Worried about room? You needn't. The legroom in the second row is fairly massive; if you're normal build, your feet won't even be tucked under the front seats unless those chairs are in their rearmost position. Manually adjustable seatbacks allow for a bit of extra recline on long drives, a thoughtful touch that we appreciate. Giant side windows add to the sense of space; it feels as if Audi pillaged this glass from a bus factory. Even models equipped with the headroom-eating panoramic roof don't feel cheated out of usable space.

The third row, on the other hand, is rather tight - it only has 29.2 inches of legroom, and getting in and situated is cumbersome at best. We'd reserve them for the tots, as adults would have a conniption of they were stuck back there for too long.

Keep the third row stowed and the Q7 offers 35 cubic feet of cargo space, which expands to 70 cubes with the second row folded. Those figures are well below what both the BMW X7 and Mercedes GLS offer, however.

Tech-happy. Three trim levels gradually pile on the luxuries, but even the least glamorous model still gets a heap of goodies. Our favorite of the features is the digital stuff: Audi's deliciously crisp MMI system and the 10.1-inch touchscreen fixed into the dash.

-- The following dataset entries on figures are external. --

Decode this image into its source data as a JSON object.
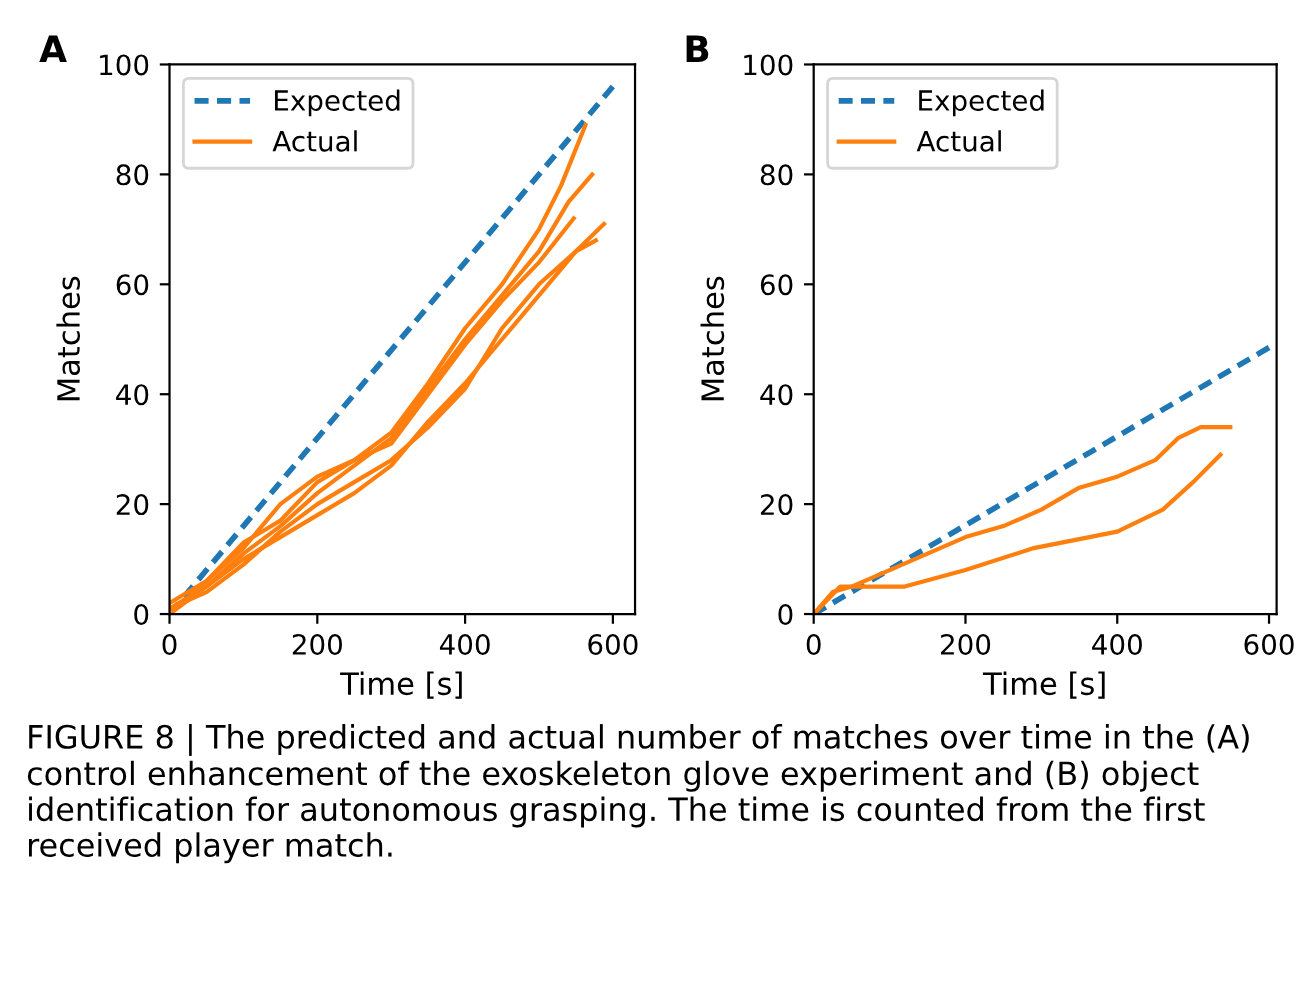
{
  "chart_data": [
    {
      "type": "line",
      "title": "A",
      "xlabel": "Time [s]",
      "ylabel": "Matches",
      "xlim": [
        0,
        630
      ],
      "ylim": [
        0,
        100
      ],
      "xticks": [
        0,
        200,
        400,
        600
      ],
      "yticks": [
        0,
        20,
        40,
        60,
        80,
        100
      ],
      "grid": false,
      "legend": "top left",
      "series": [
        {
          "name": "Expected",
          "color": "#1f77b4",
          "line_style": "dashed",
          "x": [
            0,
            600
          ],
          "values": [
            0,
            96
          ]
        },
        {
          "name": "Actual",
          "color": "#ff7f0e",
          "line_style": "solid",
          "x": [
            0,
            50,
            100,
            150,
            200,
            250,
            300,
            350,
            400,
            450,
            500,
            530,
            563
          ],
          "values": [
            0,
            6,
            12,
            20,
            25,
            28,
            33,
            42,
            52,
            60,
            70,
            78,
            89
          ]
        },
        {
          "color": "#ff7f0e",
          "line_style": "solid",
          "x": [
            0,
            50,
            100,
            150,
            200,
            250,
            300,
            350,
            400,
            450,
            500,
            540,
            572
          ],
          "values": [
            1,
            5,
            11,
            16,
            22,
            27,
            32,
            41,
            50,
            58,
            66,
            75,
            80
          ]
        },
        {
          "color": "#ff7f0e",
          "line_style": "solid",
          "x": [
            0,
            50,
            100,
            150,
            200,
            250,
            300,
            350,
            400,
            450,
            500,
            547
          ],
          "values": [
            2,
            6,
            13,
            17,
            24,
            28,
            31,
            40,
            49,
            57,
            64,
            72
          ]
        },
        {
          "color": "#ff7f0e",
          "line_style": "solid",
          "x": [
            0,
            50,
            100,
            150,
            200,
            250,
            300,
            350,
            400,
            450,
            500,
            550,
            588
          ],
          "values": [
            0,
            5,
            10,
            14,
            18,
            22,
            27,
            35,
            42,
            50,
            58,
            66,
            71
          ]
        },
        {
          "color": "#ff7f0e",
          "line_style": "solid",
          "x": [
            0,
            50,
            100,
            150,
            200,
            250,
            300,
            350,
            400,
            450,
            500,
            550,
            577
          ],
          "values": [
            1,
            4,
            9,
            15,
            20,
            24,
            28,
            34,
            41,
            52,
            60,
            66,
            68
          ]
        }
      ],
      "annotations": [
        "FIGURE 8 | The predicted and actual number of matches over time in the (A) control enhancement of the exoskeleton glove experiment and (B) object identification for autonomous grasping. The time is counted from the first received player match."
      ]
    },
    {
      "type": "line",
      "title": "B",
      "xlabel": "Time [s]",
      "ylabel": "Matches",
      "xlim": [
        0,
        610
      ],
      "ylim": [
        0,
        100
      ],
      "xticks": [
        0,
        200,
        400,
        600
      ],
      "yticks": [
        0,
        20,
        40,
        60,
        80,
        100
      ],
      "grid": false,
      "legend": "top left",
      "series": [
        {
          "name": "Expected",
          "color": "#1f77b4",
          "line_style": "dashed",
          "x": [
            0,
            600
          ],
          "values": [
            0,
            48.5
          ]
        },
        {
          "name": "Actual",
          "color": "#ff7f0e",
          "line_style": "solid",
          "x": [
            0,
            25,
            50,
            100,
            150,
            200,
            250,
            300,
            350,
            400,
            450,
            480,
            510,
            549
          ],
          "values": [
            0,
            4,
            5,
            8,
            11,
            14,
            16,
            19,
            23,
            25,
            28,
            32,
            34,
            34
          ]
        },
        {
          "color": "#ff7f0e",
          "line_style": "solid",
          "x": [
            0,
            35,
            120,
            200,
            290,
            400,
            460,
            500,
            536
          ],
          "values": [
            0,
            5,
            5,
            8,
            12,
            15,
            19,
            24,
            29
          ]
        }
      ]
    }
  ]
}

The former is especially impressive, even to those who are familiar with the latest and greatest of digital dashboards. Audi has rendered theirs exquisitely, and the customizable display is seamless to use and learn. For those who pay the subscription fee to Google Earth, the in-dash mapping feature is a delight. Previously the 12.3-inch MMI cluster had been optional, but it's now standard across the range.

As for the touchscreen, it measures 10.1 inches and looks almost like an extension of the glossy passenger-side dash trim. It's a clever disguise - and a clever system. It harbors Apple CarPlay and Android Auto, but the native system is a cinch to use. Technology is Audi's forte, it seems, and that know-how is on display here.

A smaller, 8.6-inch touchscreen resides beneath the larger primary screen. This secondary screen handles the climate control and leaves audio and navigation to the upper system. It too works well, though we'd appreciate some physical controls. It's hard to a quick temperature adjustment on the fly when you're squinting at a screen tucked down out of your peripherals.

Final word. The Audi Q7 is hard to pick apart, mostly because it does so much so well. Want a classy, high-tech interior? Check. How about a trio of powertrains to choose from? Yep. Looking for lots of room and space, wrapped in a stylish package? Again, the Q7 delivers. It requires only financial sacrifice in return for overwhelming excellence - the hallmark of any enduring luxury car, come to think of it.

The Q7 is Audi at its finest, and we're hard-pressed to think of a better three-row luxury SUV.